Kasus kekerasan dan kejahatan terhadap anak di Kabupaten Kutai Timur masih menjadi perhatian serius aparat penegak hukum. Dalam sosialisasi bersama DPPPA Kutim di SMK Keperawatan Singa Geweh, Personel Unit PPA Satreskrim Polres Kutim, Ferdiansyah, membeberkan fakta lapangan terkait ancaman keselamatan anak.
Ferdiansyah mengungkapkan bahwa pelaku kejahatan maupun kekerasan seksual terhadap anak kerap datang dari lingkaran terdekat korban, seperti kerabat, rekan, hingga keluarga.

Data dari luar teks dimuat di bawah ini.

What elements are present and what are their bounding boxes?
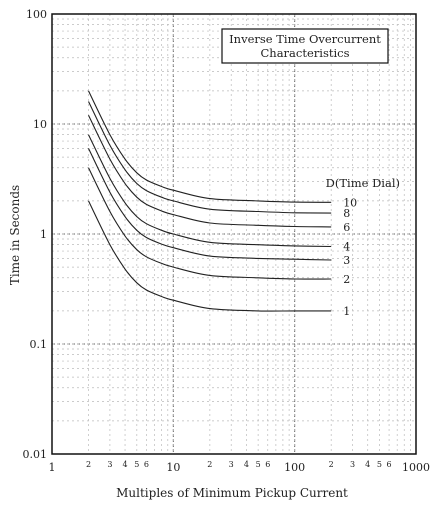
x-minor-tick-label: 3 <box>229 460 234 469</box>
x-tick-label: 100 <box>284 461 305 474</box>
series-curve-3 <box>88 148 332 261</box>
y-tick-label: 0.01 <box>23 448 48 461</box>
chart-title-line-1: Inverse Time Overcurrent <box>229 32 381 46</box>
series-curve-10 <box>88 90 332 203</box>
series-curve-1 <box>88 200 332 312</box>
x-minor-tick-label: 3 <box>107 460 112 469</box>
x-minor-tick-label: 6 <box>265 460 270 469</box>
series-label-4: 4 <box>343 240 350 253</box>
x-minor-tick-label: 2 <box>207 460 212 469</box>
x-minor-tick-label: 2 <box>86 460 91 469</box>
y-tick-label: 10 <box>33 118 47 131</box>
x-minor-tick-label: 5 <box>134 460 139 469</box>
series-curve-4 <box>88 134 332 248</box>
x-axis-title: Multiples of Minimum Pickup Current <box>116 486 348 500</box>
series-label-2: 2 <box>343 273 350 286</box>
y-tick-label: 0.1 <box>30 338 48 351</box>
series-label-1: 1 <box>343 305 350 318</box>
x-minor-tick-label: 4 <box>123 460 128 469</box>
series-curve-2 <box>88 167 332 280</box>
x-minor-tick-label: 5 <box>377 460 382 469</box>
series-curve-8 <box>88 101 332 214</box>
plot-frame <box>51 13 417 455</box>
title-box: Inverse Time Overcurrent Characteristics <box>221 28 389 64</box>
x-tick-label: 1000 <box>402 461 430 474</box>
x-minor-tick-label: 2 <box>329 460 334 469</box>
series-curve-6 <box>88 115 332 228</box>
series-label-6: 6 <box>343 221 350 234</box>
x-minor-tick-label: 3 <box>350 460 355 469</box>
x-tick-label: 1 <box>49 461 56 474</box>
series-label-10: 10 <box>343 196 357 209</box>
x-minor-tick-label: 4 <box>365 460 370 469</box>
title-box-frame <box>221 28 389 64</box>
y-axis-title: Time in Seconds <box>8 185 22 285</box>
y-tick-label: 100 <box>26 8 47 21</box>
x-tick-label: 10 <box>166 461 180 474</box>
time-dial-legend-title: D(Time Dial) <box>326 176 400 190</box>
x-minor-tick-label: 4 <box>244 460 249 469</box>
x-minor-tick-label: 6 <box>387 460 392 469</box>
series-label-3: 3 <box>343 254 350 267</box>
grid <box>52 14 416 454</box>
x-minor-tick-label: 5 <box>256 460 261 469</box>
y-tick-label: 1 <box>40 228 47 241</box>
x-minor-tick-label: 6 <box>144 460 149 469</box>
chart-title-line-2: Characteristics <box>260 46 349 60</box>
series-label-8: 8 <box>343 207 350 220</box>
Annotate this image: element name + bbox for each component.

Seiring masifnya penggunaan gawai, modus kejahatan pun bergeser melalui bujuk rayu, perekaman tanpa izin dalam hubungan asmara, yang berujung pada pengancaman (cyber-grooming).
“Edukasi dan pengawasan harus dilakukan masif hingga ke wilayah perkebunan dan pertambangan. Anak adalah masa depan kita, sehingga perlindungannya menjadi tanggung jawab bersama antara pemerintah, sekolah, aparat, dan orang tua,” tegas Ferdiansyah.